Marines, French Gendarmerie quiet the riots
DVIDS | Jul 02 2015
SAINT ASTER, France - Crisis-response Marines held their position alongside men and women from the Escadron de Gendarmerie Mobile, a unit with France's national police force known as the Gendarmerie, while more than 50 rioters threw flaming Molotov cocktails, bricks, and tear gas at the National Gendarmerie Training Center in St. Astier, France, June 18-22.
"We got to do something we don't normally get to do today. We took a step away from all of the rifles and picked up some shields and batons, and tried some new skills," said 1stLt Scott Vicino, the platoon commander with Special-Purpose Marine Air-Ground Task Force Crisis Response-Africa.
France's National Gendarmerie is a branch of the country's armed forces tasked with maintaining public safety and conducting police duties. Stationed aboard Moròn Air Base, Spain, the SPMAGTF serves as a rotational crisis-response force for U.S. Africa Command and remains ready to respond to a variety of missions, some almost identical to what the Gendarmerie routinely rehearse.
Throughout the final exercise, subsequent scenarios continued to build on the last in intensity and violence. Each mission became more complicated as the two forces needed to work together as simulated neighboring embassies.
"The Marines are getting things thrown at them. They've got gas masks on. They can't hear anything. They can't see anything," explains Vicino. "The communication is implicit."
LtCol Jean-Luc Renault, the course director, hailed the exercise as both successful and applicable to mission sets both units may be called to complete. This is his second time working personally with the U.S. Marines after his initial experience with SPMAGTF-CR-AF in December 2014.
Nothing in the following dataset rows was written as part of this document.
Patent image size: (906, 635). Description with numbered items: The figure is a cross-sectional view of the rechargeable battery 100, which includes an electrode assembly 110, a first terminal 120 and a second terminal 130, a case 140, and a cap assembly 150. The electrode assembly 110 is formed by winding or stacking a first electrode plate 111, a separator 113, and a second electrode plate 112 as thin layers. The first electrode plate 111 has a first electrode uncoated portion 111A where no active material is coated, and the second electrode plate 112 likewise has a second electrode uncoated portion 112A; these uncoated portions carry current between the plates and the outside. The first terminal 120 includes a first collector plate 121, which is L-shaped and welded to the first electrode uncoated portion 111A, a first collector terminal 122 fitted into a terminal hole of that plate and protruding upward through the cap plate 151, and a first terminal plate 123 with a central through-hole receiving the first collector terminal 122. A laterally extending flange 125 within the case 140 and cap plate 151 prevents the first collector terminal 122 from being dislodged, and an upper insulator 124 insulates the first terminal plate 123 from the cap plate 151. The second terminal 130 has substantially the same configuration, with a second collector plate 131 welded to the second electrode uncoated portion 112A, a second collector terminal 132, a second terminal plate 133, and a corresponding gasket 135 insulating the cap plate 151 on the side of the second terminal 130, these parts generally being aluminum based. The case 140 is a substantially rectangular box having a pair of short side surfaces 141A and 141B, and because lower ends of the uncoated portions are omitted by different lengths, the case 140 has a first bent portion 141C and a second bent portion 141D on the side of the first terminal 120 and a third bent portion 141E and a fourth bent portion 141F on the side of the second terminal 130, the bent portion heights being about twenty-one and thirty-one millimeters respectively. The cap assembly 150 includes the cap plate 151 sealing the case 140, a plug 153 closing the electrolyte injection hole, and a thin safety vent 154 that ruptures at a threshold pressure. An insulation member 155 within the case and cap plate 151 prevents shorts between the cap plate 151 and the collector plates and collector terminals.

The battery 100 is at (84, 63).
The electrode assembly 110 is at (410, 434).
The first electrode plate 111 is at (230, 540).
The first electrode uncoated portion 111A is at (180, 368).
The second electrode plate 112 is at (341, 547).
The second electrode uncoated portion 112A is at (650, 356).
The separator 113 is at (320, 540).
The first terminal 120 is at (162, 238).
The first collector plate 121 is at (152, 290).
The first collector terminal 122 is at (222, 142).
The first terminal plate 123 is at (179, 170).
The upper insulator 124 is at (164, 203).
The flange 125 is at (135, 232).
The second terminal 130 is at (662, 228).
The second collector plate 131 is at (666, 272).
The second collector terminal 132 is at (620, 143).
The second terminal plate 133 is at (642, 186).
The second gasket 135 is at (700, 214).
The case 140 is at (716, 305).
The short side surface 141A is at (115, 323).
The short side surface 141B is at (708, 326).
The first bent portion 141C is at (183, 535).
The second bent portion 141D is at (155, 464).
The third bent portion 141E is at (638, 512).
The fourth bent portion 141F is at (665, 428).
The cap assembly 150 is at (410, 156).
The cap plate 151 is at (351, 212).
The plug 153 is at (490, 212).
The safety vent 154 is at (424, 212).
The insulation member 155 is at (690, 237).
Since 1996, the unit's instructor corps has trained numerous foreign units not only during common joint exercises with organizations such as NATO, but also the European Police Force, European Gendarmerie Force, and even Swedish units that return each year.
"The goal of these courses," Renault explains, "is not only to improve our mutual understanding in both crowd and riot control and combat missions, but overall to be able to work together on missions abroad dealing with evacuation of nationals and protection of goods and properties."
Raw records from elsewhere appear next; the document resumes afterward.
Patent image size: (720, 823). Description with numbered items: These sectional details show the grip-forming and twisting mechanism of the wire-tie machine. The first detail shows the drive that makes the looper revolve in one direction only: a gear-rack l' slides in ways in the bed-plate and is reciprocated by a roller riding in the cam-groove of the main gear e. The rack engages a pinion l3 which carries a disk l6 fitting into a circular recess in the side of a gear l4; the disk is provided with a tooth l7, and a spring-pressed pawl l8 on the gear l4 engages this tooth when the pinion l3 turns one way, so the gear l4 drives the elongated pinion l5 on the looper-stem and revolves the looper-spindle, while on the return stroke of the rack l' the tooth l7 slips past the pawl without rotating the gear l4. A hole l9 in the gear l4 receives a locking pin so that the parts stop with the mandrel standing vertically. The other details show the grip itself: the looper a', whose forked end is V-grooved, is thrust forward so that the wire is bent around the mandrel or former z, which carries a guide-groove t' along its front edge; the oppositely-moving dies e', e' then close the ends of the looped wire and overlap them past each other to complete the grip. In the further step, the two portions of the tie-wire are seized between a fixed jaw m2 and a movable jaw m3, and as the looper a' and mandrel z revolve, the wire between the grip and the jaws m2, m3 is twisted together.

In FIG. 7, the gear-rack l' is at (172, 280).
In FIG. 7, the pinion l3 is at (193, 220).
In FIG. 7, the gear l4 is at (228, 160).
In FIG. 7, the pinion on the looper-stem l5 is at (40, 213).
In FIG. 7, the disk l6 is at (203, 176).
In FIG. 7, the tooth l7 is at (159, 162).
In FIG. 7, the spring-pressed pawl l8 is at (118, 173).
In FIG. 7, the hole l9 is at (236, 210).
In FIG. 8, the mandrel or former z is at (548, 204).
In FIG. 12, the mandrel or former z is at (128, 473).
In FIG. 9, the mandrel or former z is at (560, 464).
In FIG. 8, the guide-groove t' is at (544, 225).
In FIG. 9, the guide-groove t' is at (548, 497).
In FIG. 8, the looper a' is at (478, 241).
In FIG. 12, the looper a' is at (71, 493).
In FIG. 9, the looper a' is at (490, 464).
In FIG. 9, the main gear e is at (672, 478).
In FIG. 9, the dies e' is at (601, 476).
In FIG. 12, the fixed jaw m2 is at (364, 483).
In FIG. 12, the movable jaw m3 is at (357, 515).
By the conclusion of the exercise, the joint force mastered maneuvering in unison and providing their own cover, all without verbal commands. Implicit communication was critical, as the scenarios left little room for error or time to entertain alternate solutions. The training scenarios ranged from non-violent demonstrators and citywide riots to hostage recovery, where the Marines learned how to effectively lead and tacitly communicate amidst the disorder.